A design system purpose built for industrial diagnostics, not a UI kit, but a framework for moving operators from raw data to confident action.
Following its separation from Asset 360, Atonix focused on monitoring and diagnostics for industrial assets. As the platform evolved toward predictive intelligence, the existing UX could not keep pace.
Monitoring provided real time visibility. Diagnostics delivered predictive insight and recommended action. But the two lived in disconnected experiences. Operators had to carry context manually between them at exactly the moment they could least afford the friction.
DesignOI was built to close that gap: a system architected around the cognitive demands of industrial diagnostics rather than adapted from general purpose UI patterns.
Each capability was designed in isolation. The seams showed exactly where they mattered most.

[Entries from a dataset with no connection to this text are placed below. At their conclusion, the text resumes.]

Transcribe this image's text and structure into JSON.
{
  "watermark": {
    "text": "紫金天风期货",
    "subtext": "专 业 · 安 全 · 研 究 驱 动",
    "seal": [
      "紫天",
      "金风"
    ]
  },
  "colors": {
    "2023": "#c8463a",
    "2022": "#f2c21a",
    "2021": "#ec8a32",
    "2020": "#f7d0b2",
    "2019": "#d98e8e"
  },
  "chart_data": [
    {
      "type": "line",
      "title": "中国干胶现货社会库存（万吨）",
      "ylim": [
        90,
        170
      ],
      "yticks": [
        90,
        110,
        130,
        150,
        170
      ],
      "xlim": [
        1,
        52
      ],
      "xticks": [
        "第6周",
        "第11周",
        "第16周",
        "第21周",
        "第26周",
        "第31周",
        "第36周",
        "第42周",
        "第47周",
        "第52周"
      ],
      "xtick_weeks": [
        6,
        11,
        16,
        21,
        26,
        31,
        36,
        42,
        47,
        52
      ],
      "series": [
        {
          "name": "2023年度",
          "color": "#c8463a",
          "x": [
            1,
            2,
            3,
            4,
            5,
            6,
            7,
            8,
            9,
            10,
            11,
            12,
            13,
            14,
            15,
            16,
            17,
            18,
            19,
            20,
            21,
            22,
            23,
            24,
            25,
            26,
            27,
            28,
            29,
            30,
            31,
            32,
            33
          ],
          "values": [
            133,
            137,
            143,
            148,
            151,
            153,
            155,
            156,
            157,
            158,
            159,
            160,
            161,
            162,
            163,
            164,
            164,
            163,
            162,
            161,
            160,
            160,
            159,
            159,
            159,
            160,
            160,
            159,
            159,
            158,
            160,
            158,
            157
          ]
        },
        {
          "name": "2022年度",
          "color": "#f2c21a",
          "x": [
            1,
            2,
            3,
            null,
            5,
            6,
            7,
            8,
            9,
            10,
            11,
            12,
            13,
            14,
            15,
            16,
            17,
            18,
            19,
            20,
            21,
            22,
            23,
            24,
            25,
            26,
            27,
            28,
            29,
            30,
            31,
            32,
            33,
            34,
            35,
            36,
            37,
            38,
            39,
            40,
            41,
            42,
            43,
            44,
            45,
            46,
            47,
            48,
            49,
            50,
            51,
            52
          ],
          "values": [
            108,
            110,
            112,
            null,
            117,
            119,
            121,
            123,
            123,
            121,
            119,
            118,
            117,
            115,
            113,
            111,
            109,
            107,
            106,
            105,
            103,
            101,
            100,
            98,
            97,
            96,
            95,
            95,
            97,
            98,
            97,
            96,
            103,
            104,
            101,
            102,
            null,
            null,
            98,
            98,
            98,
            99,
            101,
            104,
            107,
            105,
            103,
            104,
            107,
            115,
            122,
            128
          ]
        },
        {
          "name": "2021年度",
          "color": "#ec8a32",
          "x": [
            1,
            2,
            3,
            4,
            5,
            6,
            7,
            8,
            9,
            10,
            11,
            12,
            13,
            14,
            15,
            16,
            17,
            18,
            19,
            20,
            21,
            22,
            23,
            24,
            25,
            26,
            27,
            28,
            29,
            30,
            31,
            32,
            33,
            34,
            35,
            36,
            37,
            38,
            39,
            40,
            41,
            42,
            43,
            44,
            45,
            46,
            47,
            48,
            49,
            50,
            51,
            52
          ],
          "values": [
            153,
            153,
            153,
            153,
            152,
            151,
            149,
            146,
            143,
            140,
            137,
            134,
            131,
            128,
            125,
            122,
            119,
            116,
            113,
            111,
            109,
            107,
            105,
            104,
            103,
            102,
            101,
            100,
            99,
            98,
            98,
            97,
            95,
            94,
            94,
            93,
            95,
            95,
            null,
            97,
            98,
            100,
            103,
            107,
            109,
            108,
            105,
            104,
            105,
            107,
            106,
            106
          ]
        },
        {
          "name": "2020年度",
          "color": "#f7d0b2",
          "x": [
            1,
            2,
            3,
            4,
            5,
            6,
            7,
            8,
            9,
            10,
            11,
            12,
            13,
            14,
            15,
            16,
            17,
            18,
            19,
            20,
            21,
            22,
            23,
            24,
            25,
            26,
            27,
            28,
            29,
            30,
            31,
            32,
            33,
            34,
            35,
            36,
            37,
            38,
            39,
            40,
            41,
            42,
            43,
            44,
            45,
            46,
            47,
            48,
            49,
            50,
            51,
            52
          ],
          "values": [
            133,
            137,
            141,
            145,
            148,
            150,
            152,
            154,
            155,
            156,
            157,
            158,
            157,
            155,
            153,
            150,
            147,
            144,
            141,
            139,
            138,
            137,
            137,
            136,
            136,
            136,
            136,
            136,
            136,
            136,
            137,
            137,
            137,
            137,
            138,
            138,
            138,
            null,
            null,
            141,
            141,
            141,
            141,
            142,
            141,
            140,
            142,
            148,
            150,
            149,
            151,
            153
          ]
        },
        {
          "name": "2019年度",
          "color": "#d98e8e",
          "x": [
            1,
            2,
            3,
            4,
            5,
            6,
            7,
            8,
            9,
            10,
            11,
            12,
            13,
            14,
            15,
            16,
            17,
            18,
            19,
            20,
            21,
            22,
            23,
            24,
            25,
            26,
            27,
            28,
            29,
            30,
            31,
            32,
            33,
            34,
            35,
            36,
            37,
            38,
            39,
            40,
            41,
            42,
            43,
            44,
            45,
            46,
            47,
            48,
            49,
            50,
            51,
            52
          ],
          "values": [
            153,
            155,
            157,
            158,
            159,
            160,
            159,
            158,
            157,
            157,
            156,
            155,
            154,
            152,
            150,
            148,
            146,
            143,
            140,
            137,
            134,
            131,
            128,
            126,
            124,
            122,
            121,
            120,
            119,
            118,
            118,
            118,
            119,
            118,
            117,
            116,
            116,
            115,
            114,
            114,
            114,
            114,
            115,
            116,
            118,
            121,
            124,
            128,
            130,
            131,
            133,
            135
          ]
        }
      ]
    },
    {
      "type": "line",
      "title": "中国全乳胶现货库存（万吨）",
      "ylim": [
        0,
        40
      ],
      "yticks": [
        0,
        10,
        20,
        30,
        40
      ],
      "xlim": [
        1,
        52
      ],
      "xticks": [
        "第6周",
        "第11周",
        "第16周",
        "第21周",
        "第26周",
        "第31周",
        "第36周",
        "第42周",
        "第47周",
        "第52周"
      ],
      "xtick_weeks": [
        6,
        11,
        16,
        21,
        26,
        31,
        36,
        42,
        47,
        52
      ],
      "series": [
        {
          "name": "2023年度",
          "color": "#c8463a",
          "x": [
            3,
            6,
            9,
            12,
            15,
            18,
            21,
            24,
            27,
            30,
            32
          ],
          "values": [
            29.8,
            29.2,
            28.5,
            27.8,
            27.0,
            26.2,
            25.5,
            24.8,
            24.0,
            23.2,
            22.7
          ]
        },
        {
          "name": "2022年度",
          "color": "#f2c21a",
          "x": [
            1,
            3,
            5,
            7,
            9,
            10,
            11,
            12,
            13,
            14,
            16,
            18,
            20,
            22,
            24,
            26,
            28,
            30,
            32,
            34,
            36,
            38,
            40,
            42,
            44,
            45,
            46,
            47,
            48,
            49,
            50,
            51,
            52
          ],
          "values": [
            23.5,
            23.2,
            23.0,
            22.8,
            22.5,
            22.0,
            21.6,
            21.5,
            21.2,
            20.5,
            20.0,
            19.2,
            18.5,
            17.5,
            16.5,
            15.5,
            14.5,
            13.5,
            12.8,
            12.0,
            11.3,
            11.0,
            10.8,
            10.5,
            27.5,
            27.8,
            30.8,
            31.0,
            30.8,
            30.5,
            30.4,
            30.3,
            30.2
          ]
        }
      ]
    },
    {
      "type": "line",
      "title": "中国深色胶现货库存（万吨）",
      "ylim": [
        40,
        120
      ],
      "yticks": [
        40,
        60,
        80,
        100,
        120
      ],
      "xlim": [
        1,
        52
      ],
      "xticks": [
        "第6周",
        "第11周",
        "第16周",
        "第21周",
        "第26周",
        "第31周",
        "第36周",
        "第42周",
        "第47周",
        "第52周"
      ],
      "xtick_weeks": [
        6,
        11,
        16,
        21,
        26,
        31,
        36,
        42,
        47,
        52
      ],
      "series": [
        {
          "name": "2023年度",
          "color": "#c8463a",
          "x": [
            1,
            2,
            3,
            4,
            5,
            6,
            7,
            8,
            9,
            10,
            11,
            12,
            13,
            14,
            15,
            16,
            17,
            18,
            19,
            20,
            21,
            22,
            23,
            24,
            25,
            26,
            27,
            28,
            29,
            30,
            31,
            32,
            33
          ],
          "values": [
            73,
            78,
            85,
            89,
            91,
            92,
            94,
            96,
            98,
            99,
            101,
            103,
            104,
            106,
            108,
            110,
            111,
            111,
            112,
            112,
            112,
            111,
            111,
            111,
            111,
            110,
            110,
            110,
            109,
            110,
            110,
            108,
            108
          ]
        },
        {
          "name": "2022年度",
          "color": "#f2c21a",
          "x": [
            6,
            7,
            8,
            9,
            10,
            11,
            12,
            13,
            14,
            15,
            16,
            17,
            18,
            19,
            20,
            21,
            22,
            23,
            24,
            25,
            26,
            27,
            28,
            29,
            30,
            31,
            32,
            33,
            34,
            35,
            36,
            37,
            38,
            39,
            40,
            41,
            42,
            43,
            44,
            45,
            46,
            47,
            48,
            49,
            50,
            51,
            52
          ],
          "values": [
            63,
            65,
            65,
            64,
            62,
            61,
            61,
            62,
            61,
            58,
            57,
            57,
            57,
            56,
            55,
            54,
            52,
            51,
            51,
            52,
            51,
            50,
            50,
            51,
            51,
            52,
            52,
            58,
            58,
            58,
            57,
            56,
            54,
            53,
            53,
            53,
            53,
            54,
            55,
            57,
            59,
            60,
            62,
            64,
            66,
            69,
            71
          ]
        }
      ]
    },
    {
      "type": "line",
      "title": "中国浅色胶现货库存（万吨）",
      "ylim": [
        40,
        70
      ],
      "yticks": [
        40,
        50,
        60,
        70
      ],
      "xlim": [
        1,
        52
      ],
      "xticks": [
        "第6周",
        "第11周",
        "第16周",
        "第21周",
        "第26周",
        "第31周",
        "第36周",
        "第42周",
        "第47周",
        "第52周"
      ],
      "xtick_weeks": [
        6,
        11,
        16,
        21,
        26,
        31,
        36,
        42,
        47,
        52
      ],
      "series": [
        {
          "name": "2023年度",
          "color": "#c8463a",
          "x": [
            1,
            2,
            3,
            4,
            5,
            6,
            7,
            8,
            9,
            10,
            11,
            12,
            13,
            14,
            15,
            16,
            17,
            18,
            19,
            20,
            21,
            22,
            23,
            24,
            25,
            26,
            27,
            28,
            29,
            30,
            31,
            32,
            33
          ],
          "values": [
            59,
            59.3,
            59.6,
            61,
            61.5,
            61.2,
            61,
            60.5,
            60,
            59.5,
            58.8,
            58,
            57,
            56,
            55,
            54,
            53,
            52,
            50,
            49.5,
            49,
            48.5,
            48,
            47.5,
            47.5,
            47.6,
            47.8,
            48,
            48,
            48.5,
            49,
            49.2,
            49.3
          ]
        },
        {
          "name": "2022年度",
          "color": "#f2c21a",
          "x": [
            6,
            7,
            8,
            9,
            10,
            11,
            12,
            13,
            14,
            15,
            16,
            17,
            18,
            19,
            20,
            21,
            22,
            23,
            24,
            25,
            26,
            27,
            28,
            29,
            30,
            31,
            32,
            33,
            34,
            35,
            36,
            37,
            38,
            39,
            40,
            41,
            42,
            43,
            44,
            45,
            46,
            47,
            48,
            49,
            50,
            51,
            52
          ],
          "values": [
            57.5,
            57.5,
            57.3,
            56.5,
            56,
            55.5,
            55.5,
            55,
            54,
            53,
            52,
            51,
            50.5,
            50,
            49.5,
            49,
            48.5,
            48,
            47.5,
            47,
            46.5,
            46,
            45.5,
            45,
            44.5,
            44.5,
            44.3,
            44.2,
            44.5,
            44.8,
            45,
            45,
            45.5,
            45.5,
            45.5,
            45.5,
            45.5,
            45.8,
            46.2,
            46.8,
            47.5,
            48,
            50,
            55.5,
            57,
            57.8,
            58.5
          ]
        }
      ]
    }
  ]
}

| Workflow | What existed | What was broken |
|---|---|---|
| Monitoring | Real time sensor visibility across the facility | Context did not carry forward into diagnostics |
| Alerting | Alert surfacing across monitored systems | No prioritization model, no cause and effect clarity |
| Diagnostics | Separate view requiring manual investigation | Operators had to reestablish context from scratch |
| Resolution | Work executed in a separate, disconnected system | No path from diagnosis to action within the product |
Structured around the four stage process expert operators use: detect, diagnose, understand, act.
That sequence drove every architectural decision. Components were not designed to display data. They were designed to move operators through a decision, maintaining context so they never had to start over.
Each core product view was redesigned using DesignOI components, testing the framework against real operator workflows.
If a component could not support the diagnostic workflow in practice, the system was wrong. Product and system evolved together.
Context carried forward. Operators investigate, not re-orient.
Progressive disclosure replaced modals. Depth without disorientation.
| Deliverable | What it covered | Why it mattered |
|---|---|---|
| System vision and principles | DesignOI architecture, the four stage framework, governing principles | Gave teams a shared model before any component work began |
| Component library | Foundations through workflow patterns, built for dense analytical interfaces | Eliminated redundant component design across features |
| Diagnostic interaction patterns | Progressive disclosure, in place expansion, context persistence across stages | Reduced modal reliance and context loss in complex workflows |
| Accessibility standards | Full keyboard nav, screen reader structure, focus management | Prevented costly retrofits and enabled expert user efficiency |
| Engineering partnership | Early-stage component implementation, design to build handoff | Reduced ambiguity and accelerated build cycles for new features |
These estimates are directional, based on design audits, early adoption signals, and industry benchmarks. Not measured outcomes from controlled studies.
DesignOI worked because it was designed around a specific cognitive model, not because it had a comprehensive component library. The framework came first. The components followed.